THE MAGAZINE

A New Drug Battlefield

By John Barham

In July, a Gulfstream executive jet landed at the main airport of Guinea Bissau, a tiny and impoverished West African island state. Planes had been flying into Guinea Bissau from Latin America more often than ever, usually with little incident. But this time, police working with Interpol were waiting.

They planned to board the jet and arrest its three-man Venezuelan crew, which they suspected of carrying hundreds of kilos of cocaine for transshipment to lucrative markets in Europe. But the army got there first, and blocked access to the plane; it’s not clear exactly who ordered the army to protect the suspects.

The Venezuelans disembarked freely and are suspected of taking cocaine with them. The police were finally able to detain the crew five days later, along with two local air traffic controllers. But by then police officers could find no incriminating evidence. The Venezuelans were held in Guinea Bissau pending charges.

After the standoff, Justice Minister Carmelita Pires, who had ordered the raid, said she began to receive death threats.
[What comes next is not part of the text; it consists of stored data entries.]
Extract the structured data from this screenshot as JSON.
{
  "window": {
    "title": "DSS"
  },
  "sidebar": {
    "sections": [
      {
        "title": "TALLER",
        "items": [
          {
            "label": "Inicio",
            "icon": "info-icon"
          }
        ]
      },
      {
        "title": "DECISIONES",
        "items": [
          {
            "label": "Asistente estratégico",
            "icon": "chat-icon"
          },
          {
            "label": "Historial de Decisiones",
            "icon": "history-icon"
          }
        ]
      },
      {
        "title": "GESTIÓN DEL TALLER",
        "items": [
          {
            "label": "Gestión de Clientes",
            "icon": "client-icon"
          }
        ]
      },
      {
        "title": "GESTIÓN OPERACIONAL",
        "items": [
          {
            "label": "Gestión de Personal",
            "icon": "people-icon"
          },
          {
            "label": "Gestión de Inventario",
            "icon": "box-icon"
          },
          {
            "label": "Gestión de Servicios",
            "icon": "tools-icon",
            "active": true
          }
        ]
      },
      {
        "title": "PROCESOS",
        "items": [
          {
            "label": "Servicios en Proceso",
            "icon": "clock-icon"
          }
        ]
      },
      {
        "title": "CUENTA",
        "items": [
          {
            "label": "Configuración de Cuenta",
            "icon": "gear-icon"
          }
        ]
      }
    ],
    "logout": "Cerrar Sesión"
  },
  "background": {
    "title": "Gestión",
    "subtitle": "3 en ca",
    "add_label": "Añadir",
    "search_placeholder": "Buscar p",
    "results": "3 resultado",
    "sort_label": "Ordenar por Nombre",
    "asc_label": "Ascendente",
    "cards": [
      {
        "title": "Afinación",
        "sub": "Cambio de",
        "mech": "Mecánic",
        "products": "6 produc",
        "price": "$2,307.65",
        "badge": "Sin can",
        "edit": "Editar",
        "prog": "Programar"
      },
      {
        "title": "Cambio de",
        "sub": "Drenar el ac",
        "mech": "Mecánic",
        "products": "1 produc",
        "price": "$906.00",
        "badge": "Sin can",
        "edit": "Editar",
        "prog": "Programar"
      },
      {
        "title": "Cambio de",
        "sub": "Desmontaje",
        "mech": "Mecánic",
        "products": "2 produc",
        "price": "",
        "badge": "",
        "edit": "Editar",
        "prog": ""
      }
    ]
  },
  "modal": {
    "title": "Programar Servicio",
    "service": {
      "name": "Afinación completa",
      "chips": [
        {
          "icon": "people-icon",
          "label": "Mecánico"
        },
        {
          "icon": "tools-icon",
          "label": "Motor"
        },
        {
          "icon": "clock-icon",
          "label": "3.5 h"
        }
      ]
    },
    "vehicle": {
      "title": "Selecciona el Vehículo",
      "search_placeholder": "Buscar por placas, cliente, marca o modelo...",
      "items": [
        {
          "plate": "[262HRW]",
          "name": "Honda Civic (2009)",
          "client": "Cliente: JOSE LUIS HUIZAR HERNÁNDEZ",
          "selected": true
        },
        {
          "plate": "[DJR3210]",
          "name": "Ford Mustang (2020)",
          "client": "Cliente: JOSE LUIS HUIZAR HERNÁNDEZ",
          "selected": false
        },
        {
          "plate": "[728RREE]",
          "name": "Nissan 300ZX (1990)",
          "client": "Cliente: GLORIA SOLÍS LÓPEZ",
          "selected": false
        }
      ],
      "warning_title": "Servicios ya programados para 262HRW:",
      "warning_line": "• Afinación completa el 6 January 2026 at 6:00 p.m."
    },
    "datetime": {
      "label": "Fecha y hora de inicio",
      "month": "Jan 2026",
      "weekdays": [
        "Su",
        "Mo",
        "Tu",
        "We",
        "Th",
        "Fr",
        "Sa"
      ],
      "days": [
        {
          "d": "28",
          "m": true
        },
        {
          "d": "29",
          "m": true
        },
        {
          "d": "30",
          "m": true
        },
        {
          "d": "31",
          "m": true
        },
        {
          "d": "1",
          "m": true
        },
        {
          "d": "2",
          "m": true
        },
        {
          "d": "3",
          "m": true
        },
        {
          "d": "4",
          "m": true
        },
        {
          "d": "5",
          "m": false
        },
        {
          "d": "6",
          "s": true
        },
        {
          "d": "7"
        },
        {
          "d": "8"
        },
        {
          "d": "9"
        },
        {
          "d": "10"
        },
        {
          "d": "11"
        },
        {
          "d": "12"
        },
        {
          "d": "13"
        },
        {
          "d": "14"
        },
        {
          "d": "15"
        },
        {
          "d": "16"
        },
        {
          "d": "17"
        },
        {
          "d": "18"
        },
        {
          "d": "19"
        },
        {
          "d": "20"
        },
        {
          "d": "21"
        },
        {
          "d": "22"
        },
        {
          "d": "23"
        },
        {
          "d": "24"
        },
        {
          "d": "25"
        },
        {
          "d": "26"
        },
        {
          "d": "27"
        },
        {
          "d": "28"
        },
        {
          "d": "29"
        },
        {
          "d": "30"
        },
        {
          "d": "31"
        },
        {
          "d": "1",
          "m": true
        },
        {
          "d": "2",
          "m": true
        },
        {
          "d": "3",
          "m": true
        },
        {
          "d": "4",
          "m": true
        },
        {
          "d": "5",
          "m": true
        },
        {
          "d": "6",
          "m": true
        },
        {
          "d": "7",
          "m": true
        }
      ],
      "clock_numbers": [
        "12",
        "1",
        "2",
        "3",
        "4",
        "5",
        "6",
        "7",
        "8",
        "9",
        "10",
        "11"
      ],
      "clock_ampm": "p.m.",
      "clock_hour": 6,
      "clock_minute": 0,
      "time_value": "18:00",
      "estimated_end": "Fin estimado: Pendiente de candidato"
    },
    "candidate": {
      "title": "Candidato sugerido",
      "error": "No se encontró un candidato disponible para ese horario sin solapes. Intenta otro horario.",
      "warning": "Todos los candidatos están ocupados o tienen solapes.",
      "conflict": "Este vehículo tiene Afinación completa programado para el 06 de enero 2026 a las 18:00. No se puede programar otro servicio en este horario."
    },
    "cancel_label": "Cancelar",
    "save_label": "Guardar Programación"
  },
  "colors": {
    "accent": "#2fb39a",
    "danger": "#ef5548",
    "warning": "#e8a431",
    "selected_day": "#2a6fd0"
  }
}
This incident is just one example of how West Africa has become the latest front line in the war on drugs. Governments lack enough money to pay for basic law enforcement; there is scant radar coverage; and corruption is rampant. Traffickers—mainly Latin Americans—are shipping hundreds of tons of cocaine through West Africa to Europe every year. Seizures doubled to 6.5 tons in 2007 from the year before, according to data from the United Nations Office on Drugs and Crime (UNODC).

This is not the only bad news from the war on drugs. Increasing opium output in Afghanistan and Myanmar has driven prices in Europe, the main market for heroin, to an historic low. According the UNODC’s 2008 World Drug Report, opium cultivation in Afghanistan hit a record high last year. Rising yields and production are part of a sustained five-year expansion that it says “defies even normal parameters of supply and demand.”

According to 2006 data—the most recent available—the street price of heroin fell to $67 per gram; the year before it was $74 per gram. Farm gate prices (roughly the price the growers got) in Afghanistan fell 21 percent last year. But higher production still drove farm gate revenues up by one-third. Farmers are increasing their incomes by planting more poppies. Illicit opium production is now twice what it was under the Taliban. Over three million Afghans now earn a living in the opium business.

The illegal-drug business is closely intertwined with terrorism in Asia and Latin America. UNODC data on world drug trafficking and consumption indicates that production is rising in areas held by insurgents in Afghanistan and Colombia. Prices are slipping and purity is rising as a result, which could increase addiction rates in consuming markets, says the report.

Traffickers are destabilizing countries and fueling insurgencies as they open new export routes to markets in Europe and the United States. Northern Mexico has become one battleground. Hundreds of police officers and civilians have been slaughtered in the fight over narcotics. The United States has signed a $400 million aid package to help Mexico hit back at the traffickers.

In Afghanistan, opium cultivation is mainly concentrated in southern Afghanistan, where Taliban guerrillas are fighting NATO troops. U.S. officials say restoring order is essential to combating drug traffickers.

“The first thing you have to do is establish security. Without security, you cannot take effective action against the drug trade,” said David Murray, chief scientist at the Office of National Drug Control Policy, in a televised debate about U.S. drug policies.

Critics say the policies of the United States and its allies are ill-conceived. Afghanistan’s Western-backed government includes corrupt former warlords who are also involved in the drug trade, they say. “It is precisely this decision to ignore good governance and cultivate criminality that has led to the disastrous security conditions in the Afghan south,” wrote Sarah Chayes, a former journalist who founded an agribusiness cooperative in Afghanistan.

Local people are throwing their lot in with the Taliban because the government is so corrupt, says Chayes. The Taliban finance their war against the Karzai government by taxing opium production and guarding trafficking routes.

In Colombia, left-wing guerrillas of the Revolutionary Armed Forces of Colombia (FARC) and right wing militias, which have run the cocaine business for years, are fighting for their lives in the face of a successful government counterinsurgency strategy. But these groups are managing to survive, because they can fund themselves through the drug trade.

A Council on Foreign Relations report says the FARC gets $200 million to $300 million annually—at least half its income—from drug smuggling. The FARC supplies more than half the world’s cocaine and is responsible for two-thirds of the cocaine entering the United States, according to the U.S. Drug Enforcement Agency. Coca cultivation in Colombia rose 27 percent last year.

Venezuela has also become an important new transshipment point since the government of Hugo Chávez threw out U.S. drug enforcement officials in 2005. About 25 percent of Colombia’s cocaine shipments to the United States are now routed via Venezuela, the Caribbean, and Central America.